09 / 1997
From a predominently public sector producing varieties suited for Green Revolution agriculture in the 1960’s, the Indian seed industry has evolved into a multi-faceted industry with a large involvment of private firms and increasing emphasis on research and development.
In its initial stage, the Indian seed industry consisted primarily of two national organizations. The National Seeds Corporation was established in 1963, and for about 13 years, it was the main organization in charge of the production and marketing of commercial seeds (1). NSC was assisted by the Rockefeller Foundation and USAID in its mission of quality control and training in seed production. A second national agency, the States Farms Corporation of India Limited (SFCL), was formed in 1969 with the mandate of producing breeder, foundation, and certified seeds of high yielding varieties. With its 12 large mechanized farms located in 8 different states, the SFCL continues to be the largest seed-producing agency in the country.
In the 1970’s and 1980’s, 13 State Seeds Corporations were formed on the model of the Terai Seed Development Corporation as a joint effort of the G. B. Pant Agricultural University in Uttar Pradesh and the World Bank, which financed two successive National Seed Projects in 1977 and 1978 (2).
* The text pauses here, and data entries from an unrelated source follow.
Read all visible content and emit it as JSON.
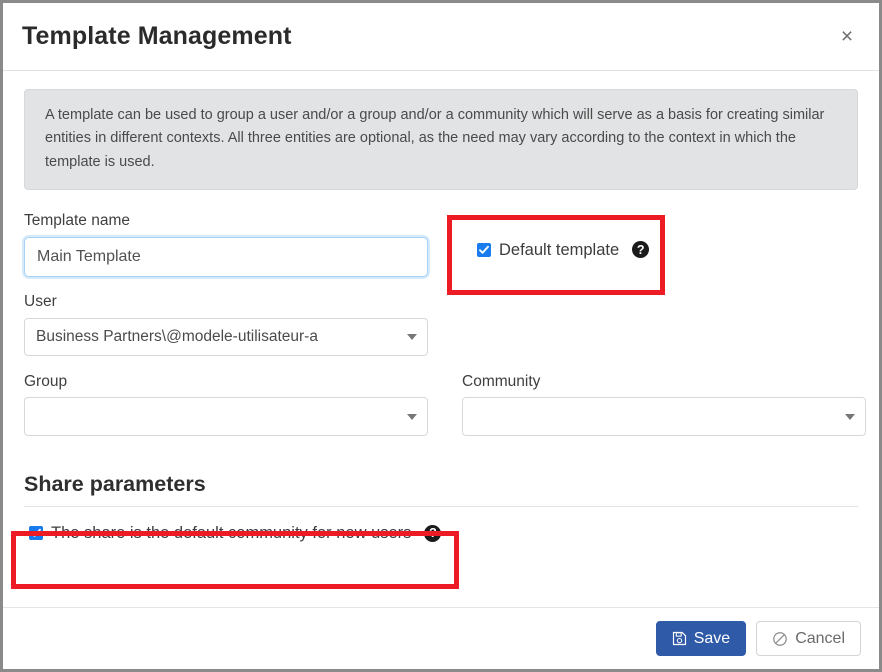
{
  "dialog": {
    "title": "Template Management",
    "close_label": "×",
    "close_icon": "close-icon"
  },
  "info": {
    "text": "A template can be used to group a user and/or a group and/or a community which will serve as a basis for creating similar entities in different contexts. All three entities are optional, as the need may vary according to the context in which the template is used."
  },
  "form": {
    "template_name": {
      "label": "Template name",
      "value": "Main Template",
      "placeholder": ""
    },
    "default_template": {
      "label": "Default template",
      "checked": true,
      "help_icon": "help-circle-icon",
      "help_glyph": "?"
    },
    "user": {
      "label": "User",
      "value": "Business Partners\\@modele-utilisateur-a",
      "placeholder": ""
    },
    "group": {
      "label": "Group",
      "value": "",
      "placeholder": ""
    },
    "community": {
      "label": "Community",
      "value": "",
      "placeholder": ""
    }
  },
  "share_section": {
    "title": "Share parameters",
    "default_community": {
      "label": "The share is the default community for new users",
      "checked": true,
      "help_icon": "help-circle-icon",
      "help_glyph": "?"
    }
  },
  "footer": {
    "save_label": "Save",
    "save_icon": "floppy-disk-icon",
    "cancel_label": "Cancel",
    "cancel_icon": "no-entry-icon"
  },
  "annotations": {
    "highlight_color": "#ed1c24",
    "boxes": [
      {
        "name": "default-template-highlight"
      },
      {
        "name": "share-default-community-highlight"
      }
    ]
  },
  "colors": {
    "primary_button": "#2f5aa8",
    "checkbox_accent": "#1a7bee",
    "info_background": "#e2e3e5",
    "focus_border": "#a7d2f5"
  }
}
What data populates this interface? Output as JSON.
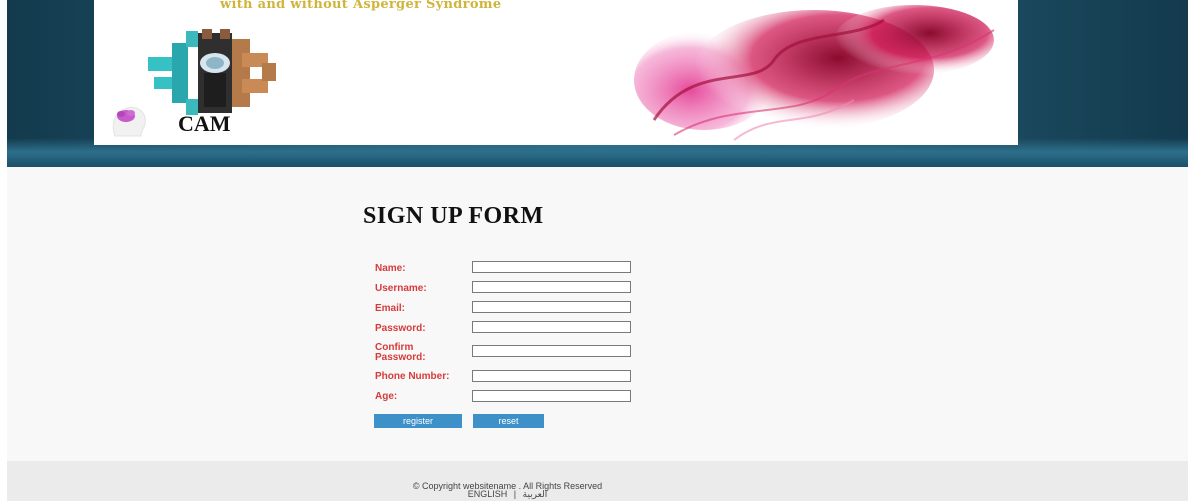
{
  "header": {
    "tagline": "with and without Asperger Syndrome",
    "logo_text": "CAM"
  },
  "form": {
    "title": "SIGN UP FORM",
    "fields": [
      {
        "label": "Name:",
        "value": ""
      },
      {
        "label": "Username:",
        "value": ""
      },
      {
        "label": "Email:",
        "value": ""
      },
      {
        "label": "Password:",
        "value": ""
      },
      {
        "label": "Confirm Password:",
        "value": ""
      },
      {
        "label": "Phone Number:",
        "value": ""
      },
      {
        "label": "Age:",
        "value": ""
      }
    ],
    "register_label": "register",
    "reset_label": "reset"
  },
  "footer": {
    "copyright": "© Copyright websitename . All Rights Reserved",
    "lang_english": "ENGLISH",
    "lang_separator": "|",
    "lang_arabic": "العربية"
  },
  "colors": {
    "label_red": "#d63b3b",
    "button_blue": "#3d90c8",
    "header_dark": "#133a4d"
  }
}
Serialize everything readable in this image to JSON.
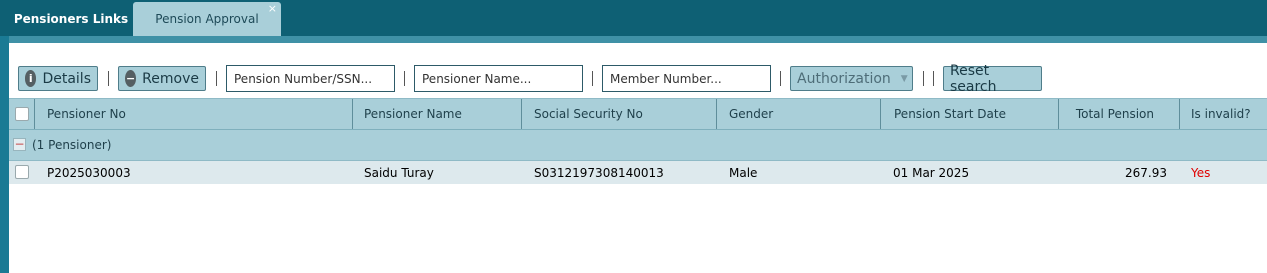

The SSC largely took over the role of the NSC in individual states. As Bharat Dogra points it out, the Indian seed sector has been and continues to be dependent on foreign funds and inputs for its development. For instance, Jonhson E. Douglas - a former seed specialist with the Rockefeller Foundation - played a major role in orienting India’s seed programme in the 1960’s (3). And recently, in 1990-91, National Seed Project III was launched thanks to a third World Bank loan. Its thrust was to upgrade the efficiency and infrastucture of the public seed sector (the NSC, SFCL, SSC, as well as the Seed Certification Agency, and the Central and State Seed Testing Laboratories). World Bank loans are not ’neutral’, and the restructuration of the seed sector is highly imbued with concepts of cost efficiency and rational investment.
The main task of the public sector today lies in meeting the national seed requirement for high volume, low value crops like self-pollinated crops such as rice or wheat. These seeds are supplied at fixed rates (determined by the government), and the NSC and SSC have incurred major deficits, because fixed prices do not always reflect the actual costs of production, processing, and distribution.
Private seed firms slowly emerged throughout the 60’s and the 70’s, with a number of them benefitting from NSC’s technical assistance. Many of these firms have developed their own breeding programmes, and released inbred improved cultivars. Firms set their own prices for their own hybrid varieties of crops such as pearl millet, sunflower, cotton, sorghum, and maize. These private hybrids represent an important share of the market for these crops. For public-bred varieties, private companies have to respect fixed government prices.
The production of hybrid seeds is to a large extent the prerogative of the private sector. Of all improved cutivars bred and marketed by private companies until 1993, nearly 70% were hybrids. Since hybrid seeds can not be multiplied in farmers’ fields, they must be bought from the company every time they are raised. This high seed replacement rate ensures firms good sales. That is not the case with high yielding varieties of crops like wheat or rice, for which the replacement rate fluctuates between 9 and 14%.
Apart from hybrids, the private sector is also largely involved in the commercialization of low volume, high value crops such as vegetable seeds.
With some 500 companies of various sizes, 24 of which with links to multinationals, the private sector contributes a little less than 50% of the commercial seed requirement for the country today.
In the recent years, partly as a consequence of the reduction of barriers on the entry of foreign firms and large Indian conglomerates into the seed industry (dating from1986), many joint ventures between foreign and Indian firms have entered the seed market. Private sector research is also fast expanding, with investments in research tripling between 1986 and 1995.
The increasing role played by private firms in the seed industry raises crucial equity issues. The private sector has no mandate of catering to the seed needs of small farmers at reasonable rates. While its emphasis on hybrid technology responds to the needs of a certain category of farmers, it can not constitute a viable strategy for subsistence farmers. It would be untrue to say that private firms stay away from research on small farmers’ cereals like sorghum or millet. But they tend to focus on crop improvment through hybridization and to overlook breeding qualities (like disease-resistance)that would contribute to a secure harvest.
1. Tiwari, S. P. , 1996, Seed Production in India, in Indian Farming, November 1996.
2. Pray, Carl, 1997, Public Policy, Public Investments, and Private Investments in Seed Supply : Experiences in Turkey and India, State University of New Jersey.
3. Dogra, Bharat, 1993, Seeds Industry of India : Seeds of Plenty or Seeds of Discontent, New Delhi: Navdanya.